@ledsun blog

Hのキーがhellで、Sのキーがslaveだ、と彼は思った。そしてYのキーがyouだ。

処理を並列化したらデータベースアクセス速度が低下した謎

ActiveJobとSidekiqで実装されたとある非同期処理を高速化しようと試みています。 入力ファイルからデータを読み取ってDBへ保存する処理です。 事前処理がそれなりにあるのでCPUバウンドな処理とI/Oバウンドな処理が半々ぐらいです。

CPUバウンドな処理は並列化すればいいので、1つのジョブの複数のジョブに分割することにしました。 入力ファイルは複数のファイルを圧縮したものです。 処理の単位も解凍後のファイル単位で分割出来ます。 解凍後のファイル毎にジョブをわけることにしました。 解凍後は7万ファイルに分かれることもあるので、ファイル1つずつではなく100個ずつジョブをわけます。

結果、処理速度は約1/3に低下しました。 1秒に3ファイル程度処理できていたのが1ファイルになりました。 1つのジョブで100ファイルを処理します。 ジョブあたり30秒程度で終わることを期待していました。 100秒になりました。

試しにDBへの保存処理をスキップしてみたところ、高速化しています。 CPUバウンドな処理が並列化で高速化したのは予想通りです。 それを上回るレベルでDBへのアクセスが遅くなったのが予想外です。

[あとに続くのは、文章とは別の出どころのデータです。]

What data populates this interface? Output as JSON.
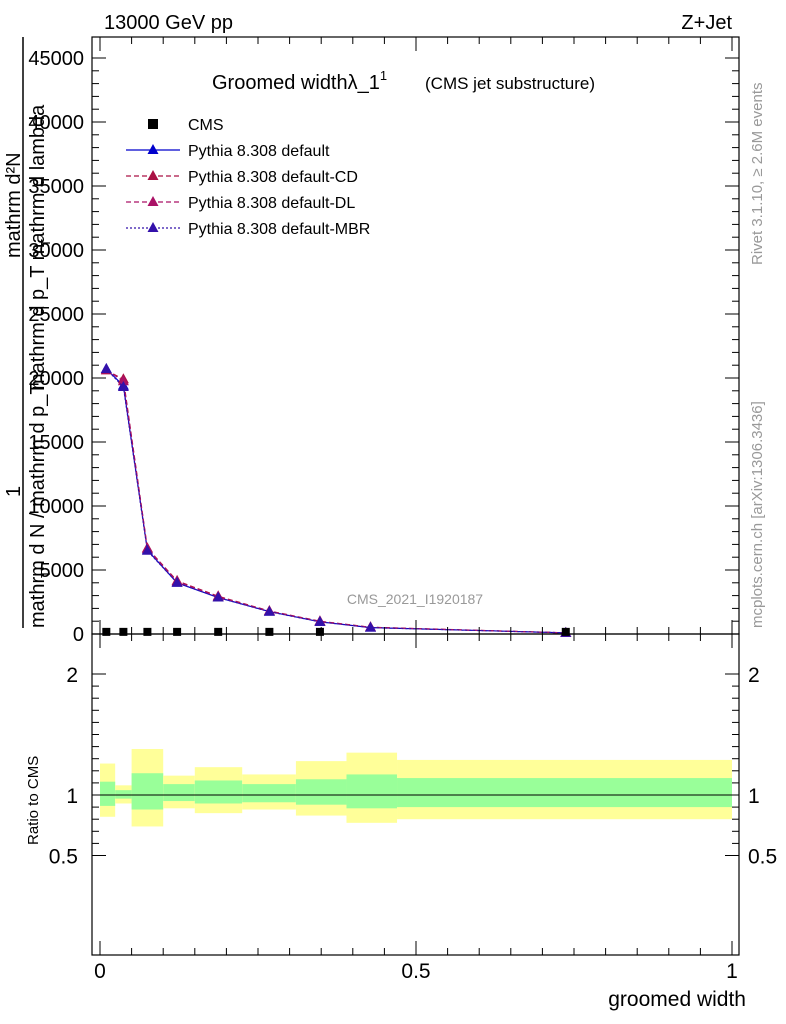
{
  "header": {
    "energy": "13000 GeV pp",
    "process": "Z+Jet",
    "title_main": "Groomed widthλ_1",
    "title_sup": "1",
    "title_paren": "(CMS jet substructure)",
    "watermark": "CMS_2021_I1920187",
    "side_rivet": "Rivet 3.1.10, ≥ 2.6M events",
    "side_mcplots": "mcplots.cern.ch [arXiv:1306.3436]"
  },
  "ylabel_main": {
    "numerator": "mathrm d²N",
    "denominator": "mathrm d p_T mathrm d lambda",
    "prefix_num": "1",
    "prefix_den": "mathrm d N / mathrm d p_T",
    "sub_T1": "T",
    "sub_T2": "T"
  },
  "ylabel_ratio": "Ratio to CMS",
  "xlabel": "groomed width",
  "legend": [
    {
      "label": "CMS",
      "color": "#000000",
      "marker": "square",
      "line": "none"
    },
    {
      "label": "Pythia 8.308 default",
      "color": "#0000cc",
      "marker": "triangle",
      "line": "solid"
    },
    {
      "label": "Pythia 8.308 default-CD",
      "color": "#aa1144",
      "marker": "triangle",
      "line": "dashed"
    },
    {
      "label": "Pythia 8.308 default-DL",
      "color": "#aa1166",
      "marker": "triangle",
      "line": "dashed"
    },
    {
      "label": "Pythia 8.308 default-MBR",
      "color": "#3311aa",
      "marker": "triangle",
      "line": "dotted"
    }
  ],
  "chart_data": {
    "type": "line",
    "x_range": [
      0,
      1
    ],
    "y_range_main": [
      0,
      45000
    ],
    "y_range_ratio": [
      0.35,
      2.25
    ],
    "y_ticks_main": [
      "0",
      "5000",
      "10000",
      "15000",
      "20000",
      "25000",
      "30000",
      "35000",
      "40000",
      "45000"
    ],
    "y_ticks_ratio": [
      "0.5",
      "1",
      "2"
    ],
    "x_ticks": [
      "0",
      "0.5",
      "1"
    ],
    "cms": {
      "x": [
        0.01,
        0.037,
        0.075,
        0.122,
        0.187,
        0.268,
        0.348,
        0.737
      ],
      "y": [
        10,
        10,
        10,
        10,
        10,
        10,
        10,
        10
      ]
    },
    "series": [
      {
        "name": "Pythia 8.308 default",
        "x": [
          0.01,
          0.037,
          0.075,
          0.122,
          0.187,
          0.268,
          0.348,
          0.428,
          0.737
        ],
        "y": [
          20700,
          19400,
          6550,
          4000,
          2850,
          1750,
          950,
          500,
          90
        ]
      },
      {
        "name": "Pythia 8.308 default-CD",
        "x": [
          0.01,
          0.037,
          0.075,
          0.122,
          0.187,
          0.268,
          0.348,
          0.428,
          0.737
        ],
        "y": [
          20600,
          19900,
          6700,
          4150,
          2950,
          1800,
          1000,
          530,
          90
        ]
      },
      {
        "name": "Pythia 8.308 default-DL",
        "x": [
          0.01,
          0.037,
          0.075,
          0.122,
          0.187,
          0.268,
          0.348,
          0.428,
          0.737
        ],
        "y": [
          20650,
          19750,
          6650,
          4100,
          2900,
          1780,
          980,
          520,
          90
        ]
      },
      {
        "name": "Pythia 8.308 default-MBR",
        "x": [
          0.01,
          0.037,
          0.075,
          0.122,
          0.187,
          0.268,
          0.348,
          0.428,
          0.737
        ],
        "y": [
          20700,
          19300,
          6500,
          4000,
          2850,
          1740,
          950,
          500,
          90
        ]
      }
    ],
    "ratio_bands": {
      "bins": [
        [
          0,
          0.024
        ],
        [
          0.024,
          0.05
        ],
        [
          0.05,
          0.1
        ],
        [
          0.1,
          0.15
        ],
        [
          0.15,
          0.225
        ],
        [
          0.225,
          0.31
        ],
        [
          0.31,
          0.39
        ],
        [
          0.39,
          0.47
        ],
        [
          0.47,
          1
        ]
      ],
      "stat_lo": [
        0.91,
        0.97,
        0.88,
        0.95,
        0.93,
        0.94,
        0.92,
        0.89,
        0.9
      ],
      "stat_hi": [
        1.11,
        1.04,
        1.18,
        1.09,
        1.12,
        1.09,
        1.13,
        1.17,
        1.14
      ],
      "total_lo": [
        0.82,
        0.93,
        0.74,
        0.89,
        0.85,
        0.88,
        0.83,
        0.77,
        0.8
      ],
      "total_hi": [
        1.26,
        1.08,
        1.38,
        1.16,
        1.23,
        1.17,
        1.28,
        1.35,
        1.29
      ]
    }
  },
  "colors": {
    "stat_band": "#99ff99",
    "total_band": "#ffff99",
    "watermark": "#999999"
  }
}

DBへアクセスするクライアントが増えたので、DBのスイッチング回数が増えて速度が低下するのはありそうな話です。 ですが、動かしているワーカーは4つです。 CPUのコア数が4つしかないので、4つに制限しました。 たかだか4ワーカーからのアクセスでそんなに遅くなるものなのでしょうか? 30秒が35秒になることはあっても、100秒になる気はしません。 ワーカー数を減らしても速度は回復しません。

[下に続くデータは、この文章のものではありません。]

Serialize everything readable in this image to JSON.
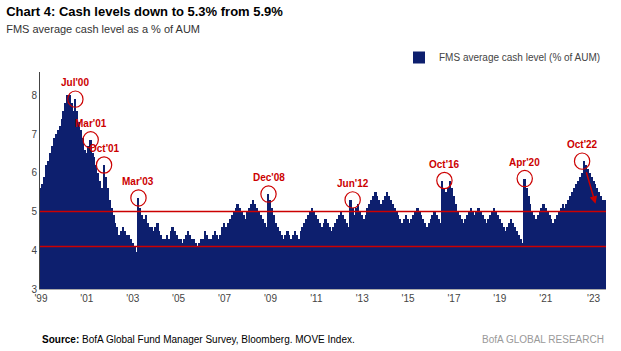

DBへのアクセスは検索もそれなりに含まれています。 ジョブを分割した分、ジョブが切り替わるたびにSQLキャッシュがリセットされます。 100秒に一回SQLキャッシュをリセットすることがそんなに影響あるでしょうか? 30秒が40秒になることはあっても、100秒になる気はしません。

というわけで謎です。 SQLの検索部分が速くなりそうな作戦はあります。 実施すれば解消されるかもしれません。 されないかもしれません。 仮にされても気持ち悪いです。 気になるところです。